Every day she got stronger and her urine became clearer.  I gave thanks to the Lord for giving my daughter another day of life.

            Those were trying times, for sure.  I had no choice but to rely on my faith, as even the most highly trained, respected pediatric urologist had had no idea what was wrong.

Even years later, I still believe that the Lord stood by, watching, whispering advice in the doctor’s ear.  How else did he find the exposed vessel, the incorrectly seated ureters, the missing flaps, and the enlarged end of the bladder?

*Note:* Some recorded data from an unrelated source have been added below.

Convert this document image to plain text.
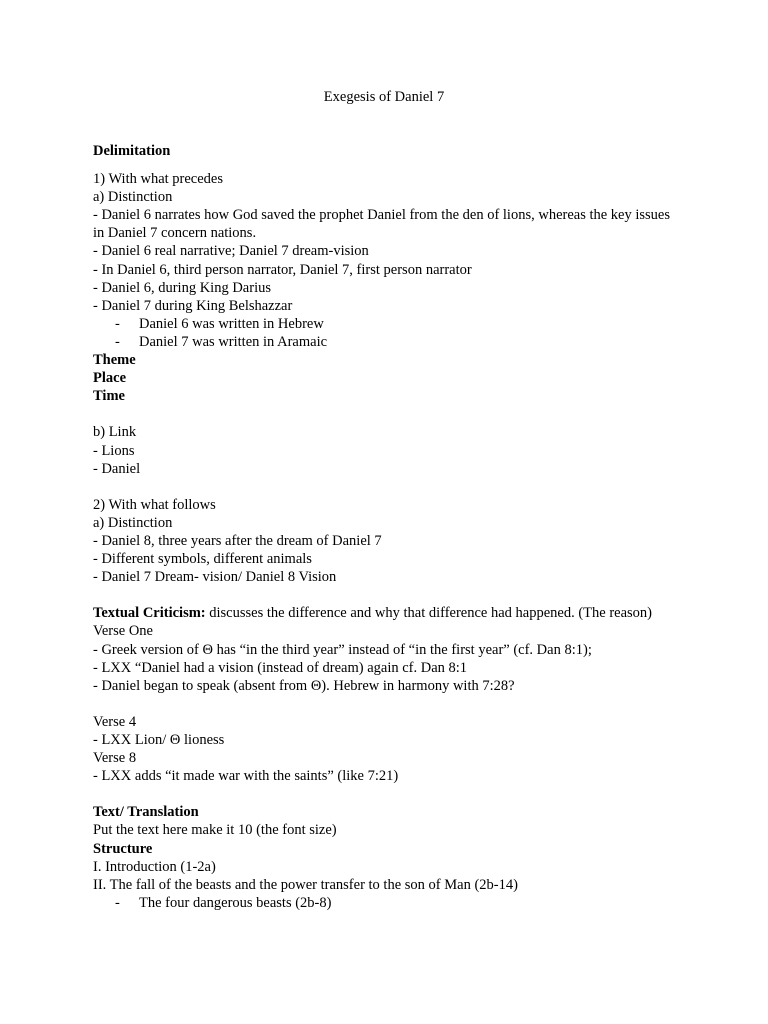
Exegesis of Daniel 7
Delimitation
1) With what precedes
a) Distinction
- Daniel 6 narrates how God saved the prophet Daniel from the den of lions, whereas the key issues in Daniel 7 concern nations.
- Daniel 6 real narrative; Daniel 7 dream-vision
- In Daniel 6, third person narrator, Daniel 7, first person narrator
- Daniel 6, during King Darius
- Daniel 7 during King Belshazzar
-	Daniel 6 was written in Hebrew
-	Daniel 7 was written in Aramaic
Theme
Place
Time
b) Link
- Lions
- Daniel
2) With what follows
a) Distinction
- Daniel 8, three years after the dream of Daniel 7
- Different symbols, different animals
- Daniel 7 Dream- vision/ Daniel 8 Vision
Textual Criticism: discusses the difference and why that difference had happened. (The reason)
Verse One
- Greek version of Θ has “in the third year” instead of “in the first year” (cf. Dan 8:1);
- LXX “Daniel had a vision (instead of dream) again cf. Dan 8:1
- Daniel began to speak (absent from Θ). Hebrew in harmony with 7:28?
Verse 4
- LXX Lion/ Θ lioness
Verse 8
- LXX adds “it made war with the saints” (like 7:21)
Text/ Translation
Put the text here make it 10 (the font size)
Structure
I. Introduction (1-2a)
II. The fall of the beasts and the power transfer to the son of Man (2b-14)
-	The four dangerous beasts (2b-8)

            While the likelihood of her bleeding to death had been slim, she could easily have died of kidney failure.  If we had known about this earlier, we could have acted sooner.  For some reason, the Lord kept her alive long enough for medical science to rise to the occasion.

Faith kept me sane.  Faith allowed me to put aside my fears.  Faith was my constant companion. That operation solved the problem which allowed our daughter to grow up into a college graduate, wife and mother.